The commission would also like to see free early years learning places for all deprived families and the formation of a “childcare coalition” to increase affordable child care.

The report’s authors say that Islington needs more green space, and that many people are isolated, particularly the elderly and disabled. The huge number of people who volunteer in Islington – a quarter of the population – should be better co-ordinated to help tackle this.

Health is another key issue, with the wealthier not only living seven years longer than the poor but likely to develop disabilities up to 17 years later than the poor, so having a higher quality of extra life. The biggest killers in Islington are heart disease and pulmonary disease, both associated with poor diet, lack of exercise, smoking and drinking, which in turn are more likely to be the habits of the poor.

To tackle this a plan of action needs to be drawn up and poorer areas targeted.

However, the chairman of the commission, Professor Richard Wilkinson of Nottingham University, points  out that Islington can only take a lead in what is a national problem. 

In his foreword to the report, Prof Wilkinson, who co-wrote the best selling book on social inequality The Spirit Level, acknowledges that poverty is a national problem and any efforts to tackle it have to be done under the swingeing spending cuts imposed by the Tory-Lib Dem coalition government.

“What is at stake is nothing less than the emancipation of a very large part of the population from the slur of disrespect and inferiority. Islington is leading the way,” he writes.

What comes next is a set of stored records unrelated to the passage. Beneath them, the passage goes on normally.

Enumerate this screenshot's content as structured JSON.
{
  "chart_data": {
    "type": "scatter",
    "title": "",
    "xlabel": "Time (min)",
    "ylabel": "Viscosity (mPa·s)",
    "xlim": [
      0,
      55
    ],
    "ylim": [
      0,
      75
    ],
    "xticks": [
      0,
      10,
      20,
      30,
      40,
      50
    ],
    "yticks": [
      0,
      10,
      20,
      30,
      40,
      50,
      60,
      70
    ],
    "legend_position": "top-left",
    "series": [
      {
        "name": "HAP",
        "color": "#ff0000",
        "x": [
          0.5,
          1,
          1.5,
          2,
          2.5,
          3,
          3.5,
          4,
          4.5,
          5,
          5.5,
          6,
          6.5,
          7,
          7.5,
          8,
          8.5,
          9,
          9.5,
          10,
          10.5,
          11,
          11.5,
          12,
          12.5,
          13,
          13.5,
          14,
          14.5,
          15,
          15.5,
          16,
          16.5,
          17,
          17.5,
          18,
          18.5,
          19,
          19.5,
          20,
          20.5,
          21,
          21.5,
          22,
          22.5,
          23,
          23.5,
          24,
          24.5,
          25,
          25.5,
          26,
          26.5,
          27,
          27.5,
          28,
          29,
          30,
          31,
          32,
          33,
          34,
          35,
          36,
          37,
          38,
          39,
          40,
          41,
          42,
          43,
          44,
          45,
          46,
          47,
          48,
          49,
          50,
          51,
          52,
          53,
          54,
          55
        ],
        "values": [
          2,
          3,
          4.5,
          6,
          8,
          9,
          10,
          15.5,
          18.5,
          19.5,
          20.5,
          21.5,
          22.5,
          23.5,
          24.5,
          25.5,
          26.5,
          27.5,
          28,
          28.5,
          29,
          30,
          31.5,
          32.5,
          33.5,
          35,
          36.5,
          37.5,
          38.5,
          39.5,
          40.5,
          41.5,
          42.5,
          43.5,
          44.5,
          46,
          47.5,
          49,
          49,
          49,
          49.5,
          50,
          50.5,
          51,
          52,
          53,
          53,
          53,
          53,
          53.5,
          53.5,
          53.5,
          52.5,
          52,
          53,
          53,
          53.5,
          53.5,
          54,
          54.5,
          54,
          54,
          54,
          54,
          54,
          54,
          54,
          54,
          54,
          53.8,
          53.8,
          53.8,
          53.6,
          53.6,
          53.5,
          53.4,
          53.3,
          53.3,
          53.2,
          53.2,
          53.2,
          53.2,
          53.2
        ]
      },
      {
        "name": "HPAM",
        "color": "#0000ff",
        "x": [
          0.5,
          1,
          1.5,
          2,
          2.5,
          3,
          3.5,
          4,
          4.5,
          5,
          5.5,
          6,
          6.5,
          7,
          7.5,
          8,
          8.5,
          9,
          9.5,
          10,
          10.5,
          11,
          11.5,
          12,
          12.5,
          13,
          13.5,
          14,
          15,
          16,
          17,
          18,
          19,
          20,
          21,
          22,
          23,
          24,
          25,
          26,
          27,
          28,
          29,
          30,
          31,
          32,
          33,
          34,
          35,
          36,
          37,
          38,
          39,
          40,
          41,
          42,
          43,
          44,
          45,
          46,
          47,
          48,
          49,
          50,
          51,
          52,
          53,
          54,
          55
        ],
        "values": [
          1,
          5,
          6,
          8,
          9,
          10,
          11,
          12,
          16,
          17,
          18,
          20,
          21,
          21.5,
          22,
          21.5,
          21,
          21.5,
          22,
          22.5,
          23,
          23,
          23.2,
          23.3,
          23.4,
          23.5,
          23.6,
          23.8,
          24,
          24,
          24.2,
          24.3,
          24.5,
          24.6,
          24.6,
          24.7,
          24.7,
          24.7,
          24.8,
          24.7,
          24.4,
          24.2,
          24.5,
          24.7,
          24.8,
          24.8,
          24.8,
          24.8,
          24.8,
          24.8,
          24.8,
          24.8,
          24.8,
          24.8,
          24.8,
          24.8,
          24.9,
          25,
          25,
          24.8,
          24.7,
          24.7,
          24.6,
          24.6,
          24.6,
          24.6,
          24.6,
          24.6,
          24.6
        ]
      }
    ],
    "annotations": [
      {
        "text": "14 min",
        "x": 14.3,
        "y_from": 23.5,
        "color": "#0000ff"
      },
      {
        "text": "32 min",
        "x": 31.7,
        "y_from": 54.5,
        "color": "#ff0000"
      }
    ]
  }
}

 “If Britain is ever to halve its income differences to reach the level found in the more equal of the developed market democracies, what Isling­ton can do should be regarded only as the first steps in a campaign which will have to involve the whole country and be sustained for ten or 20 years.

“Achieving a fairer, more equal and more cohesive society will need a sustained campaign of public education and policy development, perhaps lasting for several decades.”

The commission was set up by the Labour administration shortly after it took control of the Town Hall last May. Its vice-chairman, Labour councillor Andy Hull, stressed that the report – to be amended after last night’s public meeting – must not be allowed to “gather dust on a shelf”.

“It’s a massive job,” he said. “Some of the problems we’re trying to tackle have been around for years and years. It would be naive to suggest they can be solved by the council alone. We need to exercise influence and use our role as civic leaders to persuade others to act. 

“Almost half our kids – 46 per cent – grow up in poverty. That’s going to take a hell of a lot to tackle. 

“But it’s a worthy aim and the idea is to come up with concrete actions that might make a difference. We are going to do what we can do to make it real. 

“There is a danger that this could all be a lot of hot air and talk, and just another report that gathers dust on the shelf. 

“But I and my colleagues don’t have the time to waste producing a report like this if we don’t mean it. Life is too short.”

The way forward

The Fairness Commission calls for:

  • More green space.
  • Free and affordable childcare.
  • A London living wage.
  • Befriending schemes for elderly and disabled.
  • Better liaison between authorities to tackle anti-social behaviour.
  • Increased support for those with depression and anxiety.